AA / New York / Diyar Guldogan
Le président turc Recep Tayyip Erdogan prendra la parole mardi lors du débat général de haut niveau de la 80e session de l’Assemblée générale des Nations unies.
Les chefs d’État et de gouvernement défileront à la tribune de la salle plénière, devant le décor doré emblématique, pour exposer leurs priorités à la communauté internationale.
Depuis 1955, le Brésil ouvre traditionnellement le débat général, à l’exception de 1983 et 1984. Il sera suivi par le pays hôte, les États-Unis. Le président Erdogan interviendra, quant à lui, en quatrième position au cours de cette première journée.
Avant son départ pour New York dimanche, le chef de l’État avait souligné que cette édition se distinguait des précédentes par l’annonce, attendue de plusieurs pays, de la reconnaissance de l’État de Palestine.
« Nous espérons que ces décisions renforceront la dynamique en faveur de la mise en œuvre de la solution à deux États », a-t-il déclaré.
Le président turc devrait également insister sur la nécessité d’une réforme des mécanismes de gouvernance mondiale, en particulier du Conseil de sécurité de l’ONU. Erdogan plaide depuis longtemps pour des réformes, popularisant le slogan : « Le monde est plus grand que cinq », en référence à la composition jugée non représentative du Conseil.
- Conférence sur la Palestine
Lundi, Erdogan a pris la parole lors de la Conférence internationale de haut niveau sur le règlement pacifique de la question de Palestine et la mise en œuvre de la solution à deux États.
« Le massacre à Gaza, qui a déjà coûté la vie à plus de 65 000 personnes, se poursuit dans toute sa brutalité. Personne doté d’une conscience ne peut accepter ce qui se passe, encore moins rester silencieux face à un tel génocide », a-t-il déclaré devant les participants, parmi lesquels plusieurs pays, dont la France, ont annoncé leur reconnaissance de l’État de Palestine.
Saluant cette décision, qu’il a qualifiée de « pas extrêmement important et historique », Erdogan a exprimé l’espoir qu’elle accélère la mise en œuvre d’une solution à deux États.
Il a une nouvelle fois insisté sur la nécessité d’un cessez-le-feu à Gaza, de l’entrée sans entrave de l’aide humanitaire et du retrait des forces israéliennes.
- Rencontres bilatérales en marge
En marge de l’Assemblée, Erdogan a rencontré lundi à huis clos le Premier ministre canadien Mark Carney pour évoquer les relations bilatérales ainsi que les dossiers régionaux et internationaux.
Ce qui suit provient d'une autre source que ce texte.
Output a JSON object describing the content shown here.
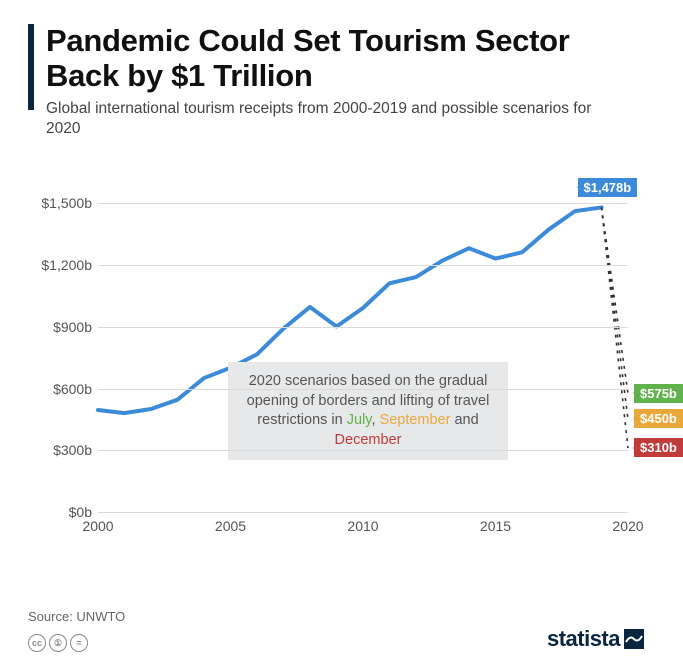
{
  "accent_color": "#0a2540",
  "title_color": "#101010",
  "title": "Pandemic Could Set Tourism Sector Back by $1 Trillion",
  "subtitle": "Global international tourism receipts from 2000-2019 and possible scenarios for 2020",
  "chart": {
    "type": "line",
    "background_color": "#ffffff",
    "grid_color": "#dadada",
    "x": {
      "min": 2000,
      "max": 2020,
      "ticks": [
        2000,
        2005,
        2010,
        2015,
        2020
      ]
    },
    "y": {
      "min": 0,
      "max": 1650,
      "ticks": [
        0,
        300,
        600,
        900,
        1200,
        1500
      ],
      "tick_labels": [
        "$0b",
        "$300b",
        "$600b",
        "$900b",
        "$1,200b",
        "$1,500b"
      ]
    },
    "historical": {
      "color": "#3b8bd8",
      "width": 4,
      "years": [
        2000,
        2001,
        2002,
        2003,
        2004,
        2005,
        2006,
        2007,
        2008,
        2009,
        2010,
        2011,
        2012,
        2013,
        2014,
        2015,
        2016,
        2017,
        2018,
        2019
      ],
      "values": [
        495,
        480,
        500,
        545,
        650,
        700,
        765,
        890,
        995,
        900,
        990,
        1110,
        1140,
        1220,
        1280,
        1230,
        1260,
        1370,
        1460,
        1478
      ]
    },
    "end_label_2019": {
      "text": "$1,478b",
      "bg": "#3b8bd8"
    },
    "scenarios": {
      "line_color": "#333333",
      "dash": "3,5",
      "width": 1.6,
      "items": [
        {
          "name": "July",
          "value": 575,
          "label": "$575b",
          "color": "#60b24c"
        },
        {
          "name": "September",
          "value": 450,
          "label": "$450b",
          "color": "#e8a93a"
        },
        {
          "name": "December",
          "value": 310,
          "label": "$310b",
          "color": "#c23b3b"
        }
      ]
    },
    "scenario_box": {
      "bg": "#e7e8e9",
      "prefix": "2020 scenarios based on the gradual opening of borders and lifting of travel restrictions in ",
      "months": [
        {
          "text": "July",
          "color": "#60b24c"
        },
        {
          "text": "September",
          "color": "#e8a93a"
        },
        {
          "text": "December",
          "color": "#c23b3b"
        }
      ],
      "sep1": ", ",
      "sep2": " and "
    }
  },
  "source_label": "Source: UNWTO",
  "cc": {
    "a": "cc",
    "b": "①",
    "c": "="
  },
  "logo_text": "statista",
  "logo_color": "#0a2540",
  "logo_underline": "✓"
}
Le président turc a salué la décision du Canada de reconnaître l’État de Palestine et a félicité son homologue.
Il s’est ensuite entretenu avec le prince héritier du Koweït, Sheikh Sabah Khaled al-Hamad al-Sabah, à la Maison de Türkiye. Les discussions ont porté sur les relations bilatérales et les enjeux régionaux et mondiaux.
Erdogan a souligné l’importance de développer les relations entre la Türkiye et le Koweït, notamment dans les domaines du commerce, affirmant sa volonté de renforcer la coopération entre les deux pays.
Le président turc a également rencontré le président du Conseil européen, Antonio Costa.
Par ailleurs, il s’est adressé au Comité national directeur turco-américain (TASC) au Rockefeller Center, affirmant que la Türkiye poursuivait ses efforts pour faire progresser les relations turco-américaines sur la base de l’alliance et du partenariat stratégique.
« La coopération entre nos pays se diversifie et s’approfondit dans de nombreux domaines tels que la sécurité, le commerce, les investissements, l’énergie et l’éducation », a-t-il déclaré.
Plus tôt lundi, Erdogan avait aussi participé à la Conférence sur l’investissement en Türkiye organisée à la Maison de Türkiye (centre Türkevi).